Dr Hipólito estava convencido de que seu paciente, Geraldino Magalhães, não teria mais que cinco ou seis semanas de vida – as radiografias eram tão nítidas que se podia sentir, com o “olhar háptico” (propriedade da visão de apalpar as coisas, como quando falamos de “boca aveludada” ou “vermelho quente”), os seis caroços de câncer no pâncreas crescendo a cada exame; difícil era fazer aquele velho fanático acreditar no diagnóstico e se preparar para uma passagem menos atribulada, com testamento e familiares ao seu lado. O idiota só falava na Bíblia e em milagres. Mas Hipólito sentia ser sua obrigação desenganá-lo. Prova disso foi seu último diálogo com Geraldino...Ao entrar no quarto do hospital e encontrá-lo meio abatido, o doutor, para entabular conversa, perguntou-lhe como havia passado a noite. Geraldino hesitou, mas acabou lhe contando um sonho que tinha ainda vívido na memória:
_ Eu estava com um amigo de infância e a sua irmã dentro de um fusca e rodávamos sem destino pelo monótono asfalto quando, subitamente, tudo escureceu. A luz do sonho apagou completamente, apenas nossas respirações a entrecortar um solene silêncio que nos envolvera junto com a escuridão. Saímos do carro tateando e procuramos uma única centelha que pudesse nos situar. Foquei meus olhos como se buscasse um inexistente horizonte e pressenti em meu coração que em poucos instantes o dia ia raiar glorioso e tingir o céu por aquelas bandas. Acordei e aqui estou matutando qual seria o sentido desse sonho breve e estranho!
Hipólito refletiu um pouco e, engenhoso, achou neste sonho uma oportunidade de introduzir seu mórbido assunto, sua mórbida missão:
_ É como se você estivesse nos últimos segundos que antecede o nascer de um novo dia. Há, se me recordo bem, um adágio de Rabindranath. Tagore que diz: “ A morte não é o apagar da chama, é a lâmpada que desligamos quando o dia começa a raiar!” E você, homem de fé como és, sabe bem do que estou falando. Espero que este adágio, vindo do Oriente, seja como um sol a lhe dar o entendimento da sua grave situação.
Geraldino considerou aquelas palavras e o ar de erudita gravidade que as acompanhava, mas logo retrucou:
_ De fato, eu estava na hora mais escura, que é justamente a hora que antecede a luz de um novo dia. As trevas são esses problemas que estou passando, mas o sonho pode ser o sinal de que a minha cura está chegando. E como o senhor gosta de adágios, eu estava pensando, por coincidência, em um, também vindo lá destas bandas do oriente, que diz: “Podem enforcar o galo, ainda assim, a aurora virá!” Dê-me alta, dr. Hipólito, que preciso ir cuidar dos meus negócios!

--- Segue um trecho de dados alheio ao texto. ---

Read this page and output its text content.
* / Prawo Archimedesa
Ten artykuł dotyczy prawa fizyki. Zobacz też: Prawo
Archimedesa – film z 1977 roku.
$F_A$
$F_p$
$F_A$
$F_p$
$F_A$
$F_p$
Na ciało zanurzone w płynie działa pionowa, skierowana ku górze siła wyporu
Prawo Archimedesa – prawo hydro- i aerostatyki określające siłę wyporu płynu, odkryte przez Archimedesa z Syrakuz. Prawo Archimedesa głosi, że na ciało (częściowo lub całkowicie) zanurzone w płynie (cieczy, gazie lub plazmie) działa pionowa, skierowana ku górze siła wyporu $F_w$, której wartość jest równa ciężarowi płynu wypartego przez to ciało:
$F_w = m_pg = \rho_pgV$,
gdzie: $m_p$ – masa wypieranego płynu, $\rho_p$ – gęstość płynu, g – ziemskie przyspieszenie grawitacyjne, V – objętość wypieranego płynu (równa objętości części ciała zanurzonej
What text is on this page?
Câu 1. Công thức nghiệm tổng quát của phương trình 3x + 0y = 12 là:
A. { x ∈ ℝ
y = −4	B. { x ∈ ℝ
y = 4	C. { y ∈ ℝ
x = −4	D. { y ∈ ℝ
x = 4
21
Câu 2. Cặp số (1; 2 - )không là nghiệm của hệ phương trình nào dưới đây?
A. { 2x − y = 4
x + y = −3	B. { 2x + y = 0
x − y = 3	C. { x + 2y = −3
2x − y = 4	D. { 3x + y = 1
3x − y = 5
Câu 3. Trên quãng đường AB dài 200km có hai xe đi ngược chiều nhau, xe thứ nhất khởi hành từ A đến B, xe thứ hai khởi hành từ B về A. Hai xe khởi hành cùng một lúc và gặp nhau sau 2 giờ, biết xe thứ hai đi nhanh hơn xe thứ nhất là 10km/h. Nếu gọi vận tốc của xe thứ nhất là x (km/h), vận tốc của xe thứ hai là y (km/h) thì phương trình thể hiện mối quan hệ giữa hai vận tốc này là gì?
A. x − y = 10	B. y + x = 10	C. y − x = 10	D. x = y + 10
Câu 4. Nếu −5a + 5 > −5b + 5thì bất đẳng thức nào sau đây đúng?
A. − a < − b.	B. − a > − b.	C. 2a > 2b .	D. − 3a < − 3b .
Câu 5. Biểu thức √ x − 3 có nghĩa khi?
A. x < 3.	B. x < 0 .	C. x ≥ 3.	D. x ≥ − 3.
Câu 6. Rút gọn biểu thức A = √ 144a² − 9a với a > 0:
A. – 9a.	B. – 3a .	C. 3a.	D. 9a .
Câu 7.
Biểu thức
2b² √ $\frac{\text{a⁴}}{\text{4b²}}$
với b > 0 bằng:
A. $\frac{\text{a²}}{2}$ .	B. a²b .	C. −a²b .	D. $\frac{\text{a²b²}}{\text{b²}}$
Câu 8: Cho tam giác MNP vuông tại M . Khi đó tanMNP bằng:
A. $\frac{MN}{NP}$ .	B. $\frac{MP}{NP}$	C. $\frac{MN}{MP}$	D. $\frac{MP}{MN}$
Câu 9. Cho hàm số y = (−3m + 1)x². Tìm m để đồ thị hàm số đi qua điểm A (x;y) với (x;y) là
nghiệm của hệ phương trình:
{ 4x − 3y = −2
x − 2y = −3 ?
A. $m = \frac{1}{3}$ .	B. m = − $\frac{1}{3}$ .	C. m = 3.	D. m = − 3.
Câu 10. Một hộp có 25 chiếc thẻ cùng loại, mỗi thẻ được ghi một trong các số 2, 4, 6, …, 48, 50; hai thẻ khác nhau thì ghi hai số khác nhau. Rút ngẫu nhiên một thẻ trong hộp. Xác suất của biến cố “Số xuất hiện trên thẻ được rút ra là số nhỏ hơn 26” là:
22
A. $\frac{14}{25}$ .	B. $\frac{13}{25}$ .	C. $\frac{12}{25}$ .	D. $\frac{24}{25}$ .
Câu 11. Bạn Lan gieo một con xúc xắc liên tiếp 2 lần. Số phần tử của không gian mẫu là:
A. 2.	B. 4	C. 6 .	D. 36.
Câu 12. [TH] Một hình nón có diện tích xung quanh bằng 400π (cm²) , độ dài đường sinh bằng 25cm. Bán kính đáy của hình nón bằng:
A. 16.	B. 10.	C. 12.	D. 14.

Meses depois, encontrei Geraldino Magalhães no velório do Dr. Hipólito. Contei-lhe que, como secretário do médico professor, eu havia anotado esse diálogo. Ele confirmou a integridade das palavras mas nada falou sobre o milagre da sua cura extraordinária. Não precisava. Bastava olhar seu rosto sorridente e rosado como se uma aurora interior permanentemente o iluminasse.